Intervention de Dominique Perben

Réunion du 16 février 2005 à 15h00
Modification du titre xv de la constitution — Article 1er, amendements 47 1

Dominique Perben, ministre :

Sur l'amendement n° 47 tendant à supprimer l'article 1er, vous comprendrez que le Gouvernement exprime un avis défavorable.

L'amendement n° 3 de M. Charasse pose sans doute une des questions centrales auxquelles il nous faut répondre, ce que fait, me semble-t-il, le texte proposé.

Cet amendement vise à préciser que la présente révision constitutionnelle est opérée dans le cadre de la décision du 19 novembre 2004 du Conseil constitutionnel. Or je tiens à indiquer clairement que telle est bien la position du Gouvernement ! La révision qui vous est proposée vise à lever les obstacles constitutionnels relevés dans la décision du 19 novembre 2004. Ceux-ci sont liés aux stipulations du traité relatives soit à l'exercice de certaines compétences par l'Union européenne, soit à de nouvelles prérogatives reconnues aux parlements nationaux.

En revanche, répétons-le, le Conseil constitutionnel a jugé que « ni par le contenu de ses articles, ni par ses effets sur les conditions essentielles d'exercice de la souveraineté nationale, la charte des droits fondamentaux n'appelle de révision de la Constitution ».

Il a notamment fondé cette interprétation sur la stipulation du traité qui impose d'interpréter les droits posés par cette charte « en harmonie avec les traditions constitutionnelles ».

Tel est notamment le cas, comme l'a relevé le Conseil constitutionnel et comme l'a déjà jugé la Cour européenne des droits de l'homme, du principe de laïcité : vous avez cité l'exemple du foulard dans les universités turques. Ce principe de laïcité n'est donc en rien menacé par le traité.

En outre, votre interrogation me permet utilement de préciser qu'aucune jurisprudence ne saurait être opposée à la France sur ce point.

La présente révision va en effet autoriser notre pays à participer à l'Union européenne « dans les conditions prévues par le traité », comme le prévoit le projet de réforme.

Ces conditions ont été analysées par le Conseil constitutionnel, pour que soient levés les seuls obstacles constitutionnels qu'il a relevés, je le dis aussi à Mme Borvo Cohen-Seat.

En d'autres termes, par cette révision, vous n'autorisez pas - il me paraît très important de le dire pour que cela figure dans le compte rendu des débats - la levée d'obstacles constitutionnels que le Conseil constitutionnel n'aurait pas relevés, par exemple sur la charte des droits fondamentaux.

Si ces conditions venaient à être modifiées, elles ne seraient pas opposables à notre pays.
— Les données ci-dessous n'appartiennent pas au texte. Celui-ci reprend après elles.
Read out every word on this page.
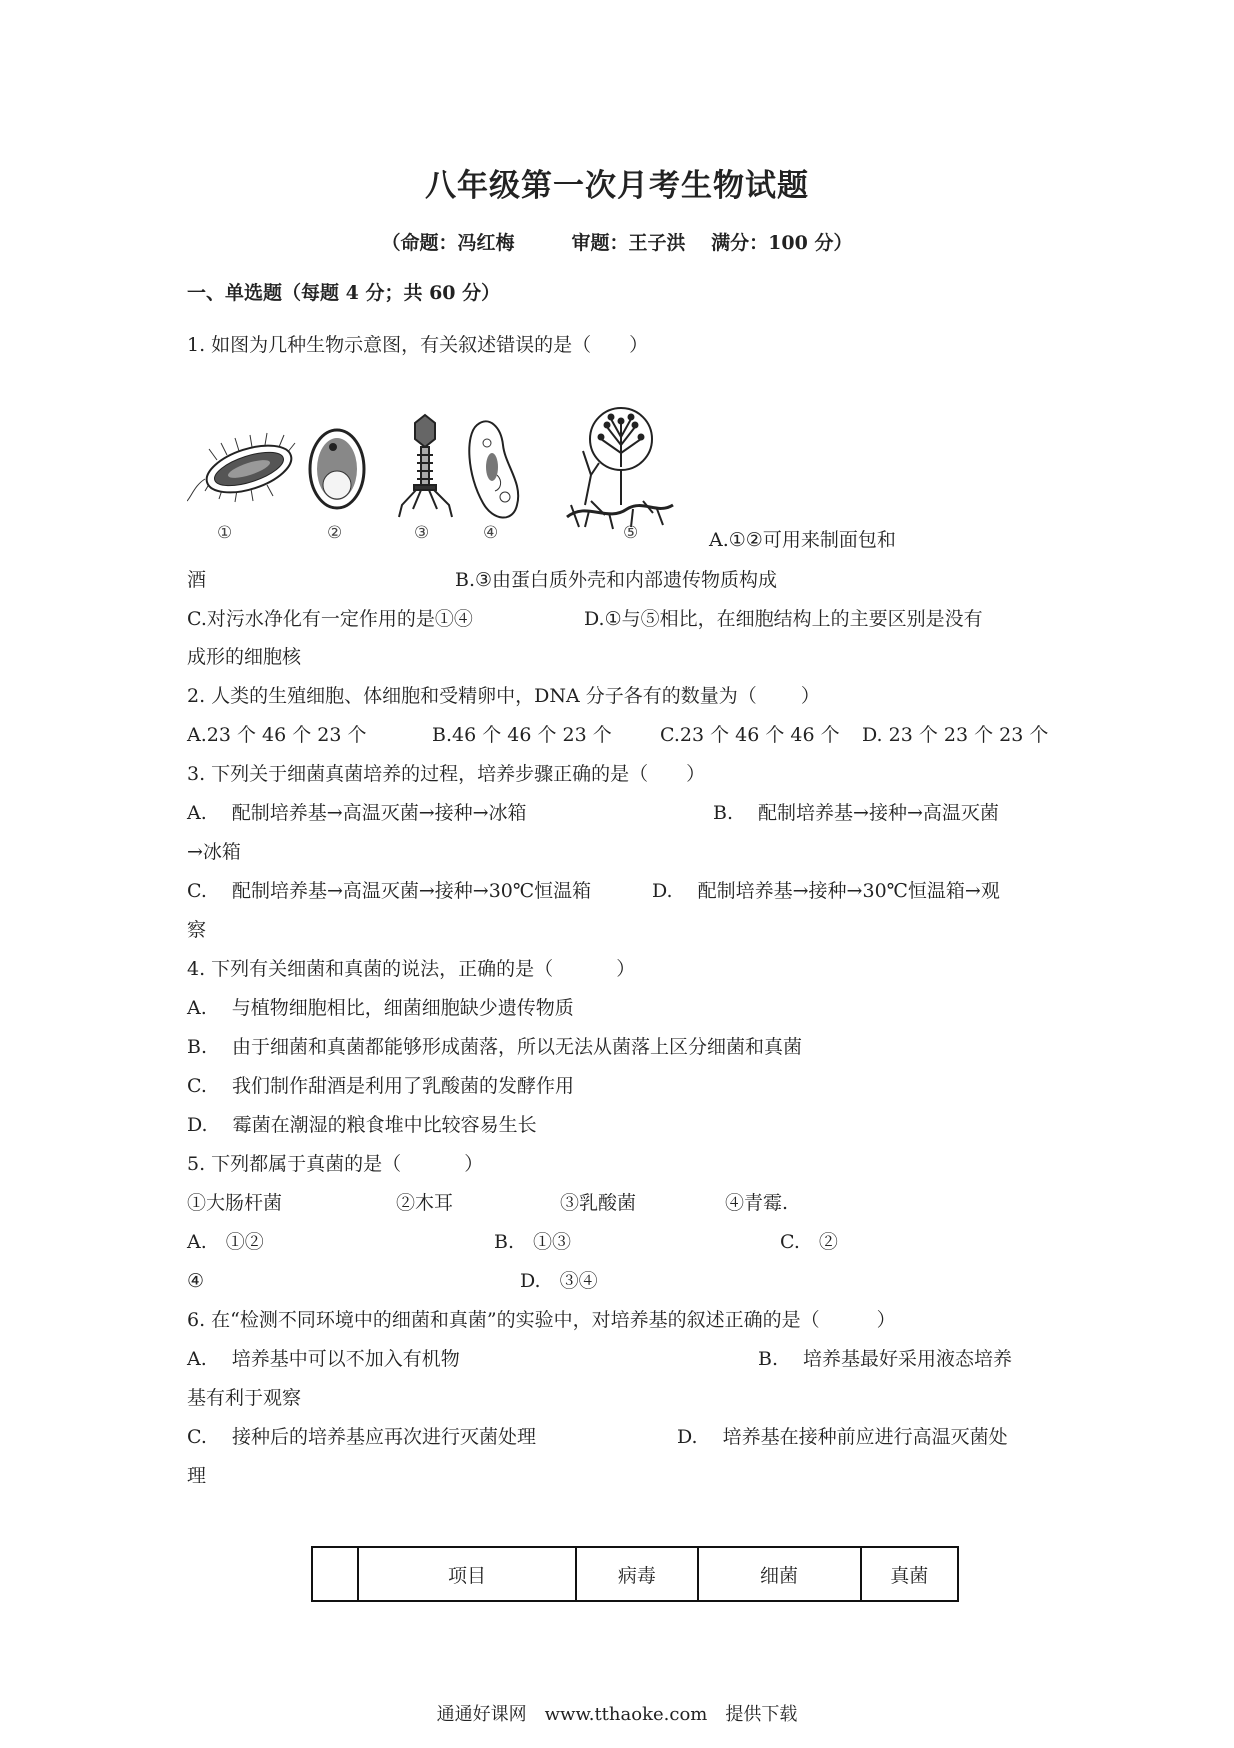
八年级第一次月考生物试题
（命题：冯红梅　　　审题：王子洪　 满分：100 分）
一、单选题（每题 4 分；共 60 分）
1. 如图为几种生物示意图，有关叙述错误的是（　　）
①	②	③	④	⑤	A.①②可用来制面包和
酒	B.③由蛋白质外壳和内部遗传物质构成
C.对污水净化有一定作用的是①④	D.①与⑤相比，在细胞结构上的主要区别是没有
成形的细胞核
2. 人类的生殖细胞、体细胞和受精卵中，DNA 分子各有的数量为（　　 ）
A.23 个 46 个 23 个	B.46 个 46 个 23 个	C.23 个 46 个 46 个 D. 23 个 23 个 23 个
3. 下列关于细菌真菌培养的过程，培养步骤正确的是（　　）
A.　 配制培养基→高温灭菌→接种→冰箱	B.　 配制培养基→接种→高温灭菌
→冰箱
C.　 配制培养基→高温灭菌→接种→30℃恒温箱	D.　 配制培养基→接种→30℃恒温箱→观
察
4. 下列有关细菌和真菌的说法，正确的是（　　　 ）
A.　 与植物细胞相比，细菌细胞缺少遗传物质
B.　 由于细菌和真菌都能够形成菌落，所以无法从菌落上区分细菌和真菌
C.　 我们制作甜酒是利用了乳酸菌的发酵作用
D.　 霉菌在潮湿的粮食堆中比较容易生长
5. 下列都属于真菌的是（　　　 ）
①大肠杆菌	②木耳	③乳酸菌	④青霉.
A.　①②	B.　①③	C.　②
④	D.　③④
6. 在“检测不同环境中的细菌和真菌”的实验中，对培养基的叙述正确的是（　　　）
A.　 培养基中可以不加入有机物	B.　 培养基最好采用液态培养
基有利于观察
C.　 接种后的培养基应再次进行灭菌处理	D.　 培养基在接种前应进行高温灭菌处
理
	项目	病毒	细菌	真菌
通通好课网　www.tthaoke.com　提供下载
C'est déjà ce qu'a jugé dans le passé, pour l'Allemagne, la Cour de Karlsruhe, ainsi que vous y avez fait allusion tout à l'heure, monsieur le sénateur. Le Conseil constitutionnel a, en conséquence, d'ores et déjà souligné l'importance du dialogue entre juges européens et nationaux.

Par ailleurs, si un projet d'acte européen méconnaissait le traité constitutionnel, la France s'opposerait à son adoption à Bruxelles ou saisirait, le cas échéant, la Cour de justice.

Au total, monsieur le sénateur, votre consentement, comme demain celui du peuple, se fonde sur notre Constitution telle qu'elle a été interprétée le 19 novembre 2004 et modifiée en conséquence. Cette décision du Conseil constitutionnel sera d'ailleurs visée dans la loi autorisant la ratification du traité établissant une Constitution pour l'Europe, ce qui permettra de clarifier les choses. Dans l'ordre juridique interne, notre Constitution ainsi interprétée demeurera « au sommet de l'ordre juridique ».

Pour toutes ces raisons, monsieur le sénateur, je souhaiterais que vous retiriez votre amendement.

S'agissant de l'amendement n° 6 rectifié de M. Retailleau, qui tend à modifier l'article 88-1 de la Constitution pour préciser que l'adoption de ce traité « n'affecte pas la primauté de la Constitution française sur le droit européen », il convient d'opérer une distinction, comme l'a encore rappelé le Conseil constitutionnel, entre l'ordre juridique communautaire et l'ordre juridique interne. C'est la raison pour laquelle je suis défavorable à cet amendement.